Yup, I was born with a birth defect. That sounds horrible, a ‘defect’ as if I was a broken baby. But yeah, both my feet were malformed at birth.
If you wouldn’t know, you wouldn’t notice anything weird at first – only the 12 cm (4’ 7”) scars on my heels & my small calves give it away if you look closely.
But it actually does affect my ability to stand, walk and balance. I am so jealous of my partner, who can literally hike on flip-flops.
Yes, I am fortunate I don’t have to wear orthopedic shoes, but I do need insoles in order to function correctly. And insoles don’t fit in sandals… so my feet are always ‘trapped’ in closed toe shoes until I found the PERFECT solution…
What is CTEV aka Clubfoot?
If you found this article via Google and you were born with clubfoot too, feel free to scroll past this section!
Clubfoot is a malformed foot or two malformed feet, pointing down and inward; officially called Congenital Talipes Equino Varus (CTEV).
So glad they have a fancy name for it, clubfoot (and especially the Dutch translation) isn’t such a great term. Since clubfoot is a birth defect, almost all articles on the internet are written for expectant or young parents: it’s all about the babies.
1 out of 1000 babies is born with clubfoot and men are affected twice as often as women (note: I don’t believe in gender binary, but the stats are what they are for now).
I’m one very special gal because I was born with bilateral clubfoot (yes, that’s double the fun).

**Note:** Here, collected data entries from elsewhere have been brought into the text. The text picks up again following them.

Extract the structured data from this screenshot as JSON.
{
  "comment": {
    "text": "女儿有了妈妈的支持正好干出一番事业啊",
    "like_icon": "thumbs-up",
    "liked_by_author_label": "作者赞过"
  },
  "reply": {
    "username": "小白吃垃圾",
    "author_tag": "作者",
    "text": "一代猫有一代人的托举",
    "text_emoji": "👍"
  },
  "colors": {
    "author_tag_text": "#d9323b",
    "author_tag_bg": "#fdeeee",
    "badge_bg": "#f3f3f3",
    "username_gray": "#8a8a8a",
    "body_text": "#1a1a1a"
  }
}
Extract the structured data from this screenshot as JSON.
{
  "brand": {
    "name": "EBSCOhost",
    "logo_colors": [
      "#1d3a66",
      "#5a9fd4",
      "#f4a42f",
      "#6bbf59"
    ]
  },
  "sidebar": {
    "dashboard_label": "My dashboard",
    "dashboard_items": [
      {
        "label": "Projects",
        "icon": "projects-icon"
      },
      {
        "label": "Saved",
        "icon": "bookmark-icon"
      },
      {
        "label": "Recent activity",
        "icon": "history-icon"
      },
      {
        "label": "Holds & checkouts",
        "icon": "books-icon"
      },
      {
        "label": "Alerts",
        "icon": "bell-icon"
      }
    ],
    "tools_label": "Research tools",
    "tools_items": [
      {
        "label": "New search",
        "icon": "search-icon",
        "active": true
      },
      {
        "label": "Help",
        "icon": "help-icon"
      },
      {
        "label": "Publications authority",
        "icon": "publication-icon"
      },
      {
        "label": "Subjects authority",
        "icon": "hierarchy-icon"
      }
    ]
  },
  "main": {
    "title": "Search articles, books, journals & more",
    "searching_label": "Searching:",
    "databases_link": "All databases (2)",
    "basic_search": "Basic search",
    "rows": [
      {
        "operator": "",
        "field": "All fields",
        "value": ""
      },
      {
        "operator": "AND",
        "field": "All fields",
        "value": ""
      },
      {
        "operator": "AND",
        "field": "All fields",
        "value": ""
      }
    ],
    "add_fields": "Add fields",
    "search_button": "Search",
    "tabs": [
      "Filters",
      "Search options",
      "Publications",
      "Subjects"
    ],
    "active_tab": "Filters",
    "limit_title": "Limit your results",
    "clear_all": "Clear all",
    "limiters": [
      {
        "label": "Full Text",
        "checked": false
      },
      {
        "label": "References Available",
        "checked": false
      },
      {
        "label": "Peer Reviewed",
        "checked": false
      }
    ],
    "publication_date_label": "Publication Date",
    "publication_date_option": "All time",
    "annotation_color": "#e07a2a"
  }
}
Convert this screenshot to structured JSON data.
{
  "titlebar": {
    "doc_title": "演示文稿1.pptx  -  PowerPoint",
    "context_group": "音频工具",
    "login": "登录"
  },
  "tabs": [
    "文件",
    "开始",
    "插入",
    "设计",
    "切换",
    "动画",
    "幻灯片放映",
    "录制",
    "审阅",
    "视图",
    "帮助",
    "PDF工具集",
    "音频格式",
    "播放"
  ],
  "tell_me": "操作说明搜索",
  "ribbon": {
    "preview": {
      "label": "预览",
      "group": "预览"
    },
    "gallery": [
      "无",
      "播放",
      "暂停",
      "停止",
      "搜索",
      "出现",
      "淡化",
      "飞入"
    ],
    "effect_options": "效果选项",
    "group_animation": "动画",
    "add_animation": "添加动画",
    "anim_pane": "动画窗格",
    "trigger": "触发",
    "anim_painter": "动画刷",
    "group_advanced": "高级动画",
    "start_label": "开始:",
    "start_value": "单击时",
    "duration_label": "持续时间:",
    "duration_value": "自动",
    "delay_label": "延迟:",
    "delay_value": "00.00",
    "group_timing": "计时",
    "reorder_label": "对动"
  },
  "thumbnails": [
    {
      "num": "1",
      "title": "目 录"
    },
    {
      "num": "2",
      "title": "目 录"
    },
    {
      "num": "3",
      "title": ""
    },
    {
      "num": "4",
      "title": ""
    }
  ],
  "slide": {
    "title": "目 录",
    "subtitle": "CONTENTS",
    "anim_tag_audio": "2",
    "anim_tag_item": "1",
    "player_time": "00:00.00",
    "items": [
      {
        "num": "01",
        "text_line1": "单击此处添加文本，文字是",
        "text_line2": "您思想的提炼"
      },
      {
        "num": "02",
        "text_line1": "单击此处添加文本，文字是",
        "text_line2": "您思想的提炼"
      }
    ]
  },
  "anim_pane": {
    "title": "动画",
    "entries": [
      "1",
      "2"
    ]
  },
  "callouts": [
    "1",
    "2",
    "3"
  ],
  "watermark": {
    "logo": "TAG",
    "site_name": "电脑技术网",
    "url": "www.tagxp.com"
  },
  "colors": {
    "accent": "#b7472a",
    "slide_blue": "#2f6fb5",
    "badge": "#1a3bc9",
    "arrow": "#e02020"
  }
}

Although I think I’m happy I don’t have a “good” foot and a “defect” foot – I don’t think comparing the two would do me any good.
The exact cause of clubfoot is unclear, but it might be genetics in my case – my grandma was born with bilateral clubfoot as well.
My Grandma Blamed Herself For My Defect
Subconsciously this might be my biggest motivation to travel the world and prove to everyone I can do anything because my grandma couldn’t.
She was born in a time they break both feet in order to correct them. And although she did have very good years and did quite some hiking too, nowadays, she doesn’t go out of the house anymore.
Her feet hurt too much, and she can’t stand or walk for more than a few minutes. So when I was born, she was devastated.
She thought I was going to undergo the same fate, and she was to blame.
Luckily for me, they don’t break feet anymore. My feet were cast shortly after I was born, in order to improve the position. After 5 months I got surgery, my Achilles tendon was extended through a Posteromedial Release Surgery.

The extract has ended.